Can't wait to get to Wilkes-Barre this weekend and escape the shoveling and fighting for a parking spot. They're supposed to be getting a foot of snow themselves, but that's actually a break compared to here. Who thought that would ever happen?

15 January 2010

vicky cristina barcelona


if i had one ounce of the sexuality and confidence penelope cruz has, i would be a happy woman.

28 October 2009

my heart like a kickdrum

today is pajama day at work. one of the many reasons why my job is awesome.

for about a month, i've been experiencing a rough patch, but i think i'm finally starting to come out on the other side. it took awhile for me to come to peace with some of the things that have been going on with me. honestly, obtaining peace in my life is a daily struggle for me. but i'm working on it. allowing myself to separate emotion from rationality is a tough thing for me, but i'm working on that too. i'm regaining my equilibrium, and it feels damn good.

going home this weekend for halloween, the first time in a little over two months. for some reason, it feels longer. i can't wait to see my family and go crazy with some of my favorite people in the world. i think this weekend will satisfy what i've been needing lately.

other things?
- studying for the praxis II elementary ed content knowledge test every free moment i get
- new york times crossword puzzles
- too much candy corn
- avett brothers (new album is incredible), hezekiah jones (amazing philly folk band), and dr. dog. i have seen all of the above in the past two months and have been blown away by all performances, particularly the avetts.
- lusting after these boots for about a year now. it's probably time i just buy them already.

21 September 2009

i haven't had the time or energy to write about my togo trip. i'm still processing it, i think. trying to figure out how to apply the things i saw to my life here. will get back to you on that.

feeling weird lately. fall always makes me happy but nostalgic. i still wish i were starting another year at king's as pathetic as that might sound. i've settled nicely into my life here but there are still times when i miss everything. the start of a new school year is one of those times. and kevin is leaving to do something awesome but i'll definitely miss him for the next year. i feel like i need to reconnect with some people because lately i've spent a lot of time and energy on new ones. time to start setting out to do that, i think.

if it weren't so late i might attempt to write something about togo. however, i need to go to sleep. i don't feel well, either. i'll come back to this later.

things i like lately:
- curb your enthusiasm
- acoustic music
- stoneyfield yogurt with banana
- free hair products
- moving into a new house and bedroom in a little over a week and the opportunity to decorate

27 July 2009

fifteen days

my thoughts have been consumed by my africa trip. i have a pile of things in the corner of my room, ready to be packed, and i add little things to it periodically. i think i have about three different lists of things relating to the trip. the excitement and anticipation is almost unbearable at this point... i just want it to be here! fifteen more days, and it will be. it still hasn't fully sunk in, and i don't think it will until i'm on the plane.

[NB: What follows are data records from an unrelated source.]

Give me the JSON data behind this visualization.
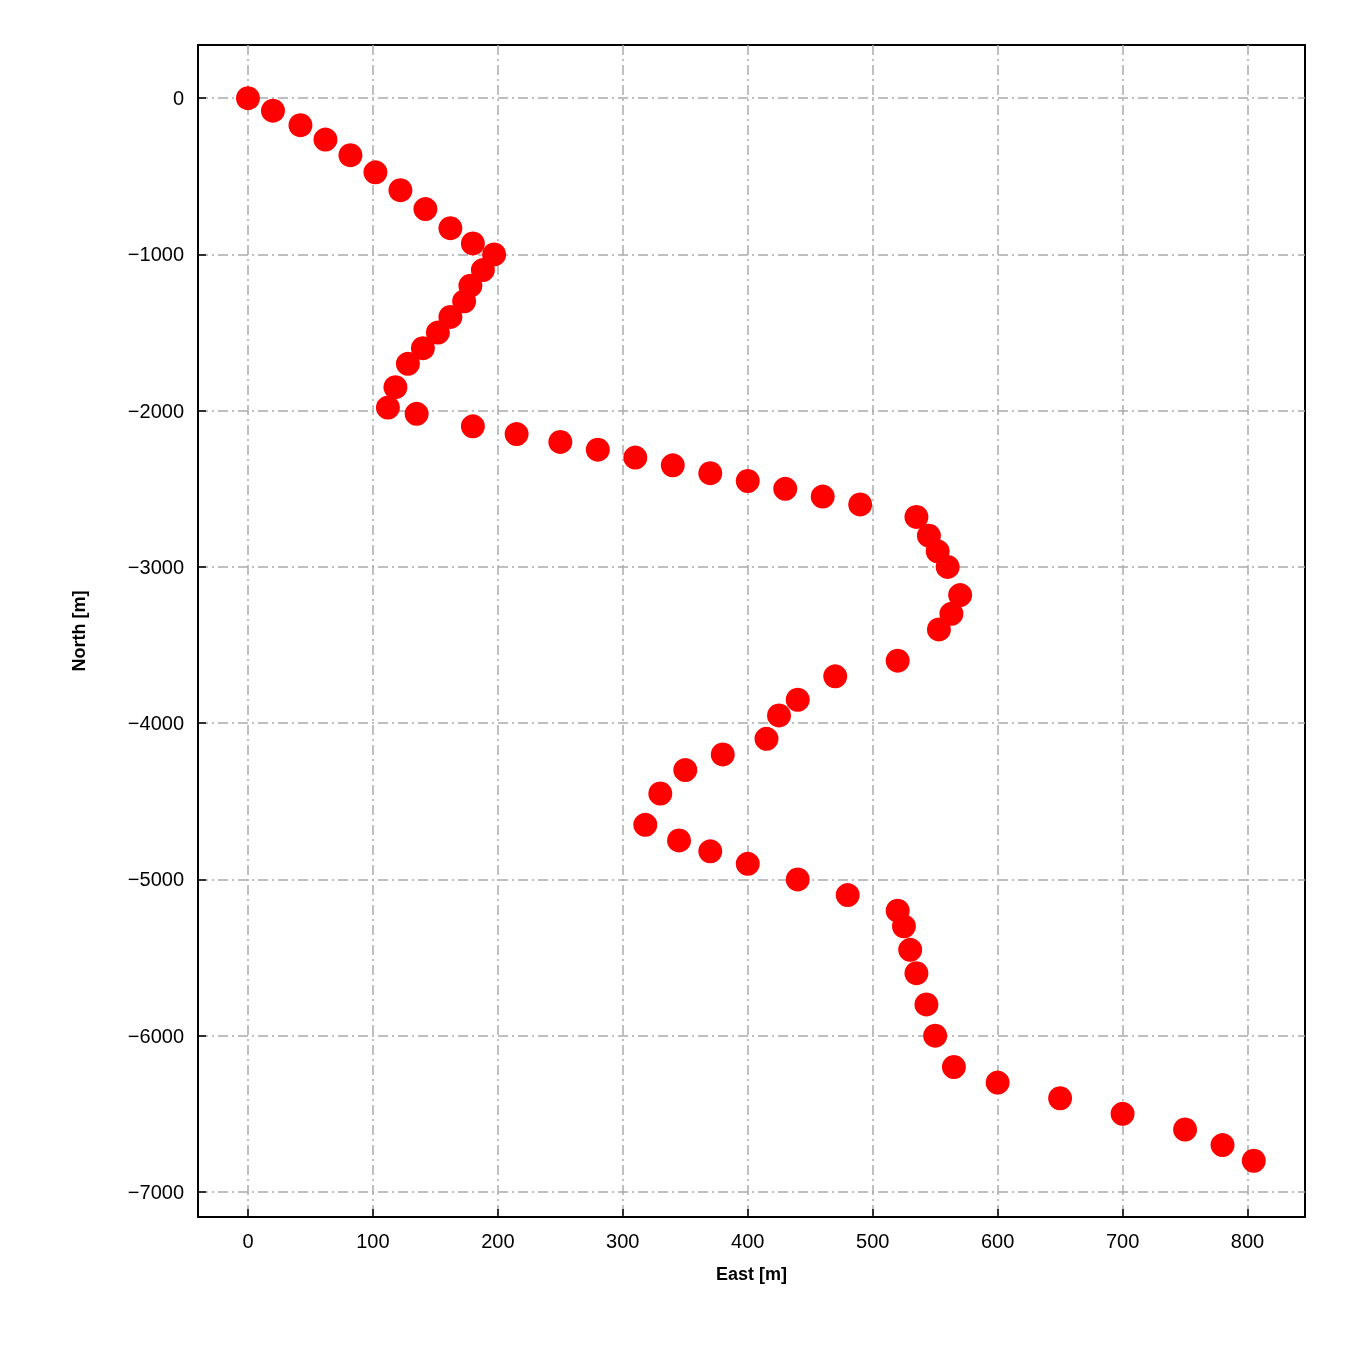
{
  "chart_data": {
    "type": "scatter",
    "xlabel": "East [m]",
    "ylabel": "North [m]",
    "series": [
      {
        "color": "#ff0000",
        "x": [
          0,
          20,
          42,
          62,
          82,
          102,
          122,
          142,
          162,
          180,
          197,
          188,
          178,
          173,
          162,
          152,
          140,
          128,
          118,
          112,
          135,
          180,
          215,
          250,
          280,
          310,
          340,
          370,
          400,
          430,
          460,
          490,
          535,
          545,
          552,
          560,
          570,
          563,
          553,
          520,
          470,
          440,
          425,
          415,
          380,
          350,
          330,
          318,
          345,
          370,
          400,
          440,
          480,
          520,
          525,
          530,
          535,
          543,
          550,
          565,
          600,
          650,
          700,
          750,
          780,
          805
        ],
        "values": [
          0,
          -80,
          -173,
          -265,
          -365,
          -475,
          -589,
          -710,
          -832,
          -930,
          -1000,
          -1100,
          -1200,
          -1300,
          -1400,
          -1500,
          -1600,
          -1700,
          -1850,
          -1980,
          -2020,
          -2100,
          -2150,
          -2200,
          -2250,
          -2300,
          -2350,
          -2400,
          -2450,
          -2500,
          -2550,
          -2600,
          -2680,
          -2800,
          -2900,
          -3000,
          -3180,
          -3300,
          -3400,
          -3600,
          -3700,
          -3850,
          -3950,
          -4100,
          -4200,
          -4300,
          -4450,
          -4650,
          -4750,
          -4820,
          -4900,
          -5000,
          -5100,
          -5200,
          -5300,
          -5450,
          -5600,
          -5800,
          -6000,
          -6200,
          -6300,
          -6400,
          -6500,
          -6600,
          -6700,
          -6800
        ]
      }
    ],
    "marker": "circle",
    "grid": true,
    "xlim": [
      -40,
      846
    ],
    "xticks": [
      0,
      100,
      200,
      300,
      400,
      500,
      600,
      700,
      800
    ],
    "ylim": [
      -7160,
      340
    ],
    "yticks": [
      0,
      -1000,
      -2000,
      -3000,
      -4000,
      -5000,
      -6000,
      -7000
    ]
  }
}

i decided to bring my holga in addition to my digital camera. what better place than africa to take her for a testdrive again? incidentally, i found a roll of film already in the holga that i just mailed out for developing yesterday. i can't wait to see what's on it. i know there are pictures from senior year of college. the only one i can remember taking is of a cherry blossom tree above a bench on campus. do you remember that, drew? we went for a walk or something and i brought it with me. i hope the pictures turn out okay.

last night i flipped between "black in america 2" on cnn (with soleded o'brien) and this documentary called "ten days in africa" about a group of african americans who travel to ghana, senegal, and cote d'ivoire in the span of ten days. for some reason i've been really interested in race relations lately, particularly because of where i'll be finding myself in a few short weeks. i am interested to see what it feels like as a minority in a country for the first time. you can bet i'll be writing pages in my journal while i'm over there and typing them up when i come home.

i have this sense of a big change coming to me.